Jake swung the bird in a wide arc, gaining as much altitude and latitude as quickly as he could.

“Five seconds,” his teammate called.

Jake took over the countdown in his head.

Four. Three. Two.

He gripped the cyclic tighter. Braced.

One.

Below them, a flash of explosives rocked the tiny building above the bunker. A fraction of a second later, the shock wave hit the helicopter, and Jake steadied the bird as it shuddered and pitched.

Bruster whooped. “How’s that for a kick in the ass?”

“Nice flying, cowboy,” the team leader shouted from behind Jake. “Now let’s go home.”

“Roger that, chief.”

Two hours later, once the nuclear scientist had been secured at the black ops team’s Mideast base and the other lab workers had been detained for debriefing, Jake marched into the communications center. He’d changed out of the CBRN suit into jeans, a T-shirt and his trademark cowboy hat. Scanning the room, he found the officer in charge. “I was told I had an emergency call from the States. What’s up?”

The chief of communications nodded and directed Jake toward a phone near the center of the room. “Your sister called. She’s standing by at the Dallas office to talk to you. Let me patch you through.”

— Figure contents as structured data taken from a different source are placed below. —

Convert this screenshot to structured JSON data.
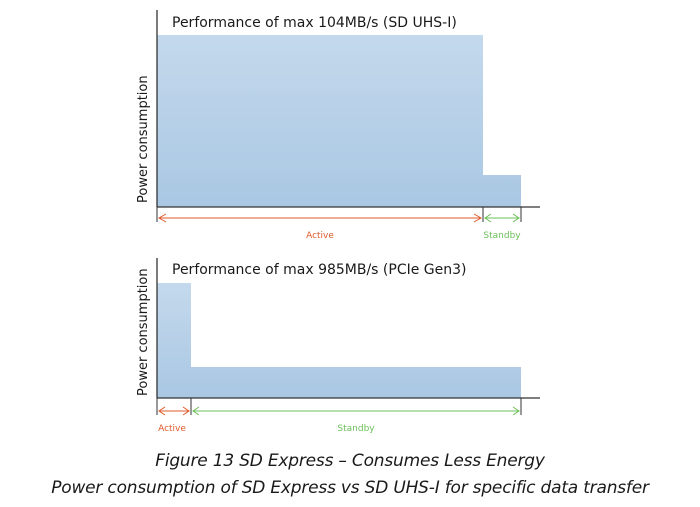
{
  "charts": [
    {
      "title": "Performance of max 104MB/s (SD UHS-I)",
      "ylabel": "Power consumption",
      "active_label": "Active",
      "standby_label": "Standby"
    },
    {
      "title": "Performance of max 985MB/s (PCIe Gen3)",
      "ylabel": "Power consumption",
      "active_label": "Active",
      "standby_label": "Standby"
    }
  ],
  "caption": {
    "line1": "Figure 13 SD Express – Consumes Less Energy",
    "line2": "Power consumption of SD Express vs SD UHS-I for specific data transfer"
  },
  "colors": {
    "bar_fill": "#abc9e4",
    "bar_fill_light": "#c3d9ed",
    "active": "#e05a2b",
    "standby": "#6bbf59",
    "axis": "#333333"
  }
}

Jake’s heart drummed an anxious rhythm as his call was connected via satellite to a secure line in the States. Moments later, he heard his older sister come on the line, her voice rife with emotion. “Thank God they reached you, Jake. I wasn’t sure they’d find you in time.”

The mission group’s bus was attacked by a militant gang, a long-ago voice echoed in his memory.

Jake squeezed the phone receiver and furrowed his brow. “What’s wrong, Michelle? They told me there was an emergency.”

“There is. It’s Dad.”

Jake’s stomach dropped to his toes, and he held his breath. Not even the shock wave from the bunker explosion had shaken him this hard. “Tell me.”

“He’s had a massive heart attack, Jake. He’s in intensive care at Northwest Texas Hospital in Amarillo and…” She sighed heavily.

Jake swallowed hard. “Will he make it?”

“It’s touch and go. The doctors think…” Michelle paused, clearly struggling to speak. “Jake, you need to come home.”